Soon we are conducted through the solar system from the sun, proceeding outward. For each solar body, we learn its significance and other details such as diameter, distance from the sun, is there a ring system, is there a global magnetic field and so on. Past Pluto, the authors discuss asteroids and comets, stars, galaxies, black holes, meteors, auroras, and eclipses. They conclude this section with a discussion of our young universe.

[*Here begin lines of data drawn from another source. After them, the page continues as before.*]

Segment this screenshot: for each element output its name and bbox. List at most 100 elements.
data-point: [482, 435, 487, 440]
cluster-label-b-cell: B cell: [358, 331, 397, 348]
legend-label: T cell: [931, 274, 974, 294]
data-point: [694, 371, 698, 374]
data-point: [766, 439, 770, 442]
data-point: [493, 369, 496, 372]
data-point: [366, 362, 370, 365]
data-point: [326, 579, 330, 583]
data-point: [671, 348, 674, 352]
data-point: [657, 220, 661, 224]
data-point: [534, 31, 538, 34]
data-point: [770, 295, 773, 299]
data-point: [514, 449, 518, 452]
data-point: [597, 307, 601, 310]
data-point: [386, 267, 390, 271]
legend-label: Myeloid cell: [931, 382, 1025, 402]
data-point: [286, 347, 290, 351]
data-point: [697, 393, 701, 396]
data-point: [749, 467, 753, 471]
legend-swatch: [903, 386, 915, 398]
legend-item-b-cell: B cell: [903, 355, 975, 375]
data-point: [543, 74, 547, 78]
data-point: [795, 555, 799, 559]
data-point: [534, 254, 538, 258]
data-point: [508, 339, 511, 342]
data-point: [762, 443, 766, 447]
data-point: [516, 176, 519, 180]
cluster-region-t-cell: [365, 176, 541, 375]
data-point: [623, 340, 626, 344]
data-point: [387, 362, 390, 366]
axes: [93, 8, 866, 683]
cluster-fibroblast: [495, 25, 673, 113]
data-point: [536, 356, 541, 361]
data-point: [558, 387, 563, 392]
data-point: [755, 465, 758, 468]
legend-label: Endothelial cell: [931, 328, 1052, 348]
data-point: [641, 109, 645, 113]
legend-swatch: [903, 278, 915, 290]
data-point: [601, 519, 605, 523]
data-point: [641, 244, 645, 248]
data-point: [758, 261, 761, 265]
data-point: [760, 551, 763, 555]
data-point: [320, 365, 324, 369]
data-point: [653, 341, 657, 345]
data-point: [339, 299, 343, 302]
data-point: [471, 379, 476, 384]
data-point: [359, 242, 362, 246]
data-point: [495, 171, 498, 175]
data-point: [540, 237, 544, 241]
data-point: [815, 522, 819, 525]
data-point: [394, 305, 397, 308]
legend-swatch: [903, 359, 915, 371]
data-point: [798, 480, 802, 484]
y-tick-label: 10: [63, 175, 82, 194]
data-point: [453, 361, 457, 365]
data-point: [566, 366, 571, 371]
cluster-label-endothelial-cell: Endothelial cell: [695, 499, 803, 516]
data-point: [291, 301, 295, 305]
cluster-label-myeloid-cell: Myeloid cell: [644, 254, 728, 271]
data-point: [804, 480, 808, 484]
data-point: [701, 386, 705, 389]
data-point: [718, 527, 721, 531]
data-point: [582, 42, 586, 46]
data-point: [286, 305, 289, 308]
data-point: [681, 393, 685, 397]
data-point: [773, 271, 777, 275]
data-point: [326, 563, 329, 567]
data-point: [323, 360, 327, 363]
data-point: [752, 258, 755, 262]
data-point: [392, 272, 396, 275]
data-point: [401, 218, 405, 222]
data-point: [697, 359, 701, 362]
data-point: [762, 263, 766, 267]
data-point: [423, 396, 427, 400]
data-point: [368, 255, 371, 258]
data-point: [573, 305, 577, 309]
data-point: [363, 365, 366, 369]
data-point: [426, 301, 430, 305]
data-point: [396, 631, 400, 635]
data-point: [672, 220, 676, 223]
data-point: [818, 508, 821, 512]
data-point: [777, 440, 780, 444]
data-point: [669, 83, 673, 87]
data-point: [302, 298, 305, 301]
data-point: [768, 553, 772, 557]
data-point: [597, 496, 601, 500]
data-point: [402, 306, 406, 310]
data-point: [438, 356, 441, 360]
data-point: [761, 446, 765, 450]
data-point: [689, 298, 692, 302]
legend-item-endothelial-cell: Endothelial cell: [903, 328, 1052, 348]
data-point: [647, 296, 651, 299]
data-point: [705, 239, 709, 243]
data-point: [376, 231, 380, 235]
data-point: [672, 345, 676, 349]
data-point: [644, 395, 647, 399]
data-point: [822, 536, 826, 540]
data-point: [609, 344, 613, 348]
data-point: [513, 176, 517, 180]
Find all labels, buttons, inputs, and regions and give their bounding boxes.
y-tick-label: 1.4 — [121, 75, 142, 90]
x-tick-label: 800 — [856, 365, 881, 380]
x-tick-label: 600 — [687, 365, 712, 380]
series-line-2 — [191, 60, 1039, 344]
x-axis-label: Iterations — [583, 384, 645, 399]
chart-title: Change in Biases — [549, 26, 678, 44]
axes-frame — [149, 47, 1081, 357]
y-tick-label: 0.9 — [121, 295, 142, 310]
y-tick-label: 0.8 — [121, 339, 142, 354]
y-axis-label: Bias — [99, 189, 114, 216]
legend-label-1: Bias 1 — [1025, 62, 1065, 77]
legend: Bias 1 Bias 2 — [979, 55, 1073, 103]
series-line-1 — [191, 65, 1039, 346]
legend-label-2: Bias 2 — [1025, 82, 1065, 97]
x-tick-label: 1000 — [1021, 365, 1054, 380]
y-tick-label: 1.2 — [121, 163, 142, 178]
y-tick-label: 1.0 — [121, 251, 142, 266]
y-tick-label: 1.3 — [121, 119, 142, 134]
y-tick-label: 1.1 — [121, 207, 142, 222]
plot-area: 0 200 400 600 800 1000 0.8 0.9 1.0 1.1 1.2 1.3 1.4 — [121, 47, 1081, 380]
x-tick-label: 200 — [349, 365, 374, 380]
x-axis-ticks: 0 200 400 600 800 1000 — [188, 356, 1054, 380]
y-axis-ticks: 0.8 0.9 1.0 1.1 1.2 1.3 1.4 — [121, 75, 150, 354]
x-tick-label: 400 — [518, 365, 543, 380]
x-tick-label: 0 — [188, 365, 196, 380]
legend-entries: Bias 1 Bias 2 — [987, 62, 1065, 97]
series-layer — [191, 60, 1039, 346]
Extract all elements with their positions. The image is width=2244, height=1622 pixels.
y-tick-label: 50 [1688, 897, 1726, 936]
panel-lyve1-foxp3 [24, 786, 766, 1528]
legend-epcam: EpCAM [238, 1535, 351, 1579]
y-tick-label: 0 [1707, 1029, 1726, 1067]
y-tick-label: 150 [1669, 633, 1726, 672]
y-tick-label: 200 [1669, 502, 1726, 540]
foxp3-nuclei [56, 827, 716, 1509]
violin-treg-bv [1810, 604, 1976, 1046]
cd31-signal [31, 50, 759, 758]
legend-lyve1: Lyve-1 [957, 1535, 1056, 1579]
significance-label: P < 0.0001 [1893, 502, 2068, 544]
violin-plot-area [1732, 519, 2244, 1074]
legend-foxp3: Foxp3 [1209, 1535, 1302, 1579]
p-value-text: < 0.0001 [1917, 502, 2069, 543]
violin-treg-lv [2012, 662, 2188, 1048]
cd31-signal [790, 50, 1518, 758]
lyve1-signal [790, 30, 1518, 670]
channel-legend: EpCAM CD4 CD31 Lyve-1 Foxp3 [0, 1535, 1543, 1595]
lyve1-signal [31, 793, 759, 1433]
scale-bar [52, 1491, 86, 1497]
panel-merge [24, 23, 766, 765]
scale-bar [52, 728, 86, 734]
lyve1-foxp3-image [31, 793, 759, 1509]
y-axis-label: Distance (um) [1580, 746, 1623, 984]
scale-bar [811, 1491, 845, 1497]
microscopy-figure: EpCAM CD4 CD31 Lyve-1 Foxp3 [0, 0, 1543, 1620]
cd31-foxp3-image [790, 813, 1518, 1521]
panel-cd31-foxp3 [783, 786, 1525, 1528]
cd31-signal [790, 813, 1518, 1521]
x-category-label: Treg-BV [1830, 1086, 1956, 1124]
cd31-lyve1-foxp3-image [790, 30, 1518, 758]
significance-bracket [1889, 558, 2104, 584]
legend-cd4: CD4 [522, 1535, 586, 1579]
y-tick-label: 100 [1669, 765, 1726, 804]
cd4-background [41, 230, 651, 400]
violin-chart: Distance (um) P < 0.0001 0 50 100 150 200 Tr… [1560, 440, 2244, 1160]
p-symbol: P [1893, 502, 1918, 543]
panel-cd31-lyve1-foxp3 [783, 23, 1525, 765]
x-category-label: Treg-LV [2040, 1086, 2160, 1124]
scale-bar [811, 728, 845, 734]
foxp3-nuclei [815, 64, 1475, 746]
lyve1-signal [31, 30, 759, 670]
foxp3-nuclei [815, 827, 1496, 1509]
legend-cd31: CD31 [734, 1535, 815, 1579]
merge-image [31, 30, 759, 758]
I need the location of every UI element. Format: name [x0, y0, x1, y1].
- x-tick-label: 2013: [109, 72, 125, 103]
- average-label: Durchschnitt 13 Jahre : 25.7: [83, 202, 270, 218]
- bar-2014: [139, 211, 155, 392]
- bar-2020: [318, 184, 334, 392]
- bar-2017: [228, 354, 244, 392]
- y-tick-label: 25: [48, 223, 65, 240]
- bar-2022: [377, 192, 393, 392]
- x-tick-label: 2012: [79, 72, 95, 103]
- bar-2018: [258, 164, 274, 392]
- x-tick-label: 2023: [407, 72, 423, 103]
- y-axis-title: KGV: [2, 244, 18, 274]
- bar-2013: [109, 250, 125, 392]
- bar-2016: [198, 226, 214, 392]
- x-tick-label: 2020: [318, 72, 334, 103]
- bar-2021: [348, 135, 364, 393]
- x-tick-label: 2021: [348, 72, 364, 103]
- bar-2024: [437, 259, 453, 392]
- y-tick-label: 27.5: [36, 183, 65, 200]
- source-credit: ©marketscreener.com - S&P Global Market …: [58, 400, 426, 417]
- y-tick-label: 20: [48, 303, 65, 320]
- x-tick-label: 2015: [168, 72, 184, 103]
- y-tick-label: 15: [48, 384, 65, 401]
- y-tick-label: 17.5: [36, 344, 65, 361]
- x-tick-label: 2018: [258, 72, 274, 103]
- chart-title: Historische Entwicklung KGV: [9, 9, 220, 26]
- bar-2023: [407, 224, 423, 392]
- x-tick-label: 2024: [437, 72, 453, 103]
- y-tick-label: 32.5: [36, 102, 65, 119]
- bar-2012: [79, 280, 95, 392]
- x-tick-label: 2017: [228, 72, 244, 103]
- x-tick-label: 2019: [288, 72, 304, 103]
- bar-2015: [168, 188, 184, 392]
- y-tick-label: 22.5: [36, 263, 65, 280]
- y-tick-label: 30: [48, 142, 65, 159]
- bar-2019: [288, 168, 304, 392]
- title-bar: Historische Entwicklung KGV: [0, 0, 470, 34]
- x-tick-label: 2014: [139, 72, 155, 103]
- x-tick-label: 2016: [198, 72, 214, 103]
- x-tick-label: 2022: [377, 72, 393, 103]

Very young children will not care about detailed numbers, but as they grow older, this information provides food for thought and for further reflection.

The beauty of a book like this is that it encourages the reader to see the heavens as a wonderful testimony to the work of our creator God. A glossary, index and lists of further resources encourage us all to continue to learn more about the awe inspiring heavens.

ICR Authors. ICR Science for Kids. Space: God’s Majestic Handiwork. 111 Pages. Paperback. Full colour.